Congratulations! You’ve successfully installed Git. Now you can use Git from the command line.
Now, next move on to the next part.
Sign in to your GitHub account. If you haven’t signed up yet, go to https://github.com/ and create an account.
After you have signed in or created your GitHub account, it’s time to link GitHub and Git.
The first thing you should after installing Git is set your username and email address, which you just set up in GitHub. This is an important step because every Git commit uses this information. Type the following in command prompt.
git config --global user.name "Your GitHub Username"
git config --global user.email “Your GitHub Email”
Once you have configured the global username and email, go to GitHub and click on the + sign and click on ‘New Repository’.
Give your repository a name based on the project you are working. This is a test example, so I’ve set the name as ‘test_repository’. Also, write a description of it. Tick on ‘Initialize this repository with a README’. Then click on Create repository.
Once the repository is created, you will see something like this.
In the green box, you will see ‘Clone or download’. Click on it and you will see ‘Clone with HTTPS’ option with a link. Copy the given link.
The link will generally be in this order: https://github.com/username/repository_name
Open Command Prompt, and go to your desired drive. Create a folder called ‘GitHub Projects’ (optional).
Type the following code:
git clone [paste the code]
git clone https://github.com/samikshya-gautam/test_repository.git and hit enter.
Once done, it will look something like this.
Now if you go to G:\GitHub Projects, you will see that a folder named ‘test_repository’ has been created. This is the same repository that we just created on GitHub website a few moments ago. What we did is, we simply copied the whole repository into our local machine. Whatever operations we perform now will only affect the local repository, not the one on the GitHub website. Only when we are ready to commit the changes, we shall push it.

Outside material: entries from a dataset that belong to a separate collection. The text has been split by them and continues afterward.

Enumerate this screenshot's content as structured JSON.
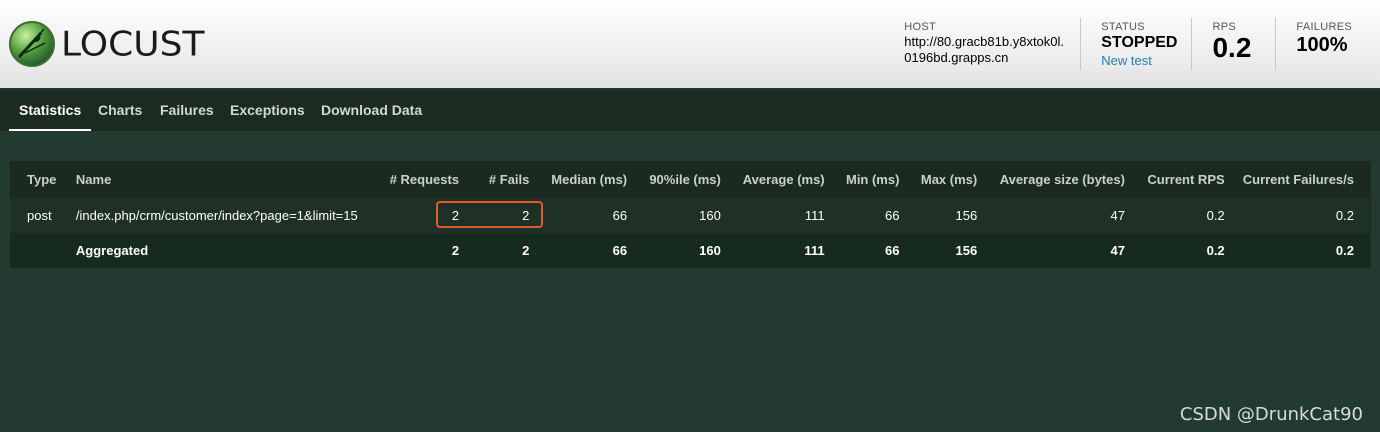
{
  "header": {
    "logo_text": "LOCUST",
    "host_label": "HOST",
    "host_value": "http://80.gracb81b.y8xtok0l.0196bd.grapps.cn",
    "status_label": "STATUS",
    "status_value": "STOPPED",
    "new_test_label": "New test",
    "rps_label": "RPS",
    "rps_value": "0.2",
    "failures_label": "FAILURES",
    "failures_value": "100%"
  },
  "tabs": [
    "Statistics",
    "Charts",
    "Failures",
    "Exceptions",
    "Download Data"
  ],
  "table": {
    "columns": [
      "Type",
      "Name",
      "# Requests",
      "# Fails",
      "Median (ms)",
      "90%ile (ms)",
      "Average (ms)",
      "Min (ms)",
      "Max (ms)",
      "Average size (bytes)",
      "Current RPS",
      "Current Failures/s"
    ],
    "rows": [
      [
        "post",
        "/index.php/crm/customer/index?page=1&limit=15",
        "2",
        "2",
        "66",
        "160",
        "111",
        "66",
        "156",
        "47",
        "0.2",
        "0.2"
      ]
    ],
    "aggregated": [
      "",
      "Aggregated",
      "2",
      "2",
      "66",
      "160",
      "111",
      "66",
      "156",
      "47",
      "0.2",
      "0.2"
    ]
  },
  "watermark": "CSDN @DrunkCat90",
  "colors": {
    "background": "#233a30",
    "tab_bar": "#1b2b22",
    "highlight_border": "#e25b2c",
    "link": "#2b7bb9"
  }
}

Inside test_repository, you will see two things: .git folder and a README.md file.
The .git folder contains all the information about your project. All git operations take place inside this folder. It also contains information about commits, remote repository address, etc. The good thing is we don’t have to take care of it. The README.md file contains the repository’s name and the description you provided.
Go inside the folder test_repository by typing
cd test_repository. You work inside this folder. If you have your project folder somewhere else, copy it to this folder.
For this example, I am creating a new text file called ‘TestFile.txt’ inside test_repository folder. Write some text in the text file. I’ve written ‘This is just a text file.’
In the command prompt, type
You will see the following on your screen.
You will see that ‘TextFile.txt’ is red. This means, you have made changes in your repository but haven’t added it to the staging area yet. Staging is a step before the commit process in git. So, a commit in git is performed in two steps: staging and actual commit.
git add -- all
You will see that the color of ‘TestFile.txt’ has changed into green. This means our files have been added to the staging area and are ready to commit.
git commit -m “First Commit”
You should always write a comment like “First Commit” and describe in short what changes you made in that file. For example, if you’d added a new method named ‘getElements()’ in your code and added into the staging area, then your commit should be like
git commit -m “Add getElements() method”
You should practice this so that you and other developers working on the project know what changes you did in that commit.
Once you’ve committed the final changes, it’s time to push your progress into GitHub repository.
git push -u origin master
This command says to push the commit in the branch named master to the remote named origin. When this is executed, all the stuff that you last synchronized with the origin will be sent to the remote repository (i.e. repository in your GitHub) and others will be able to see them there.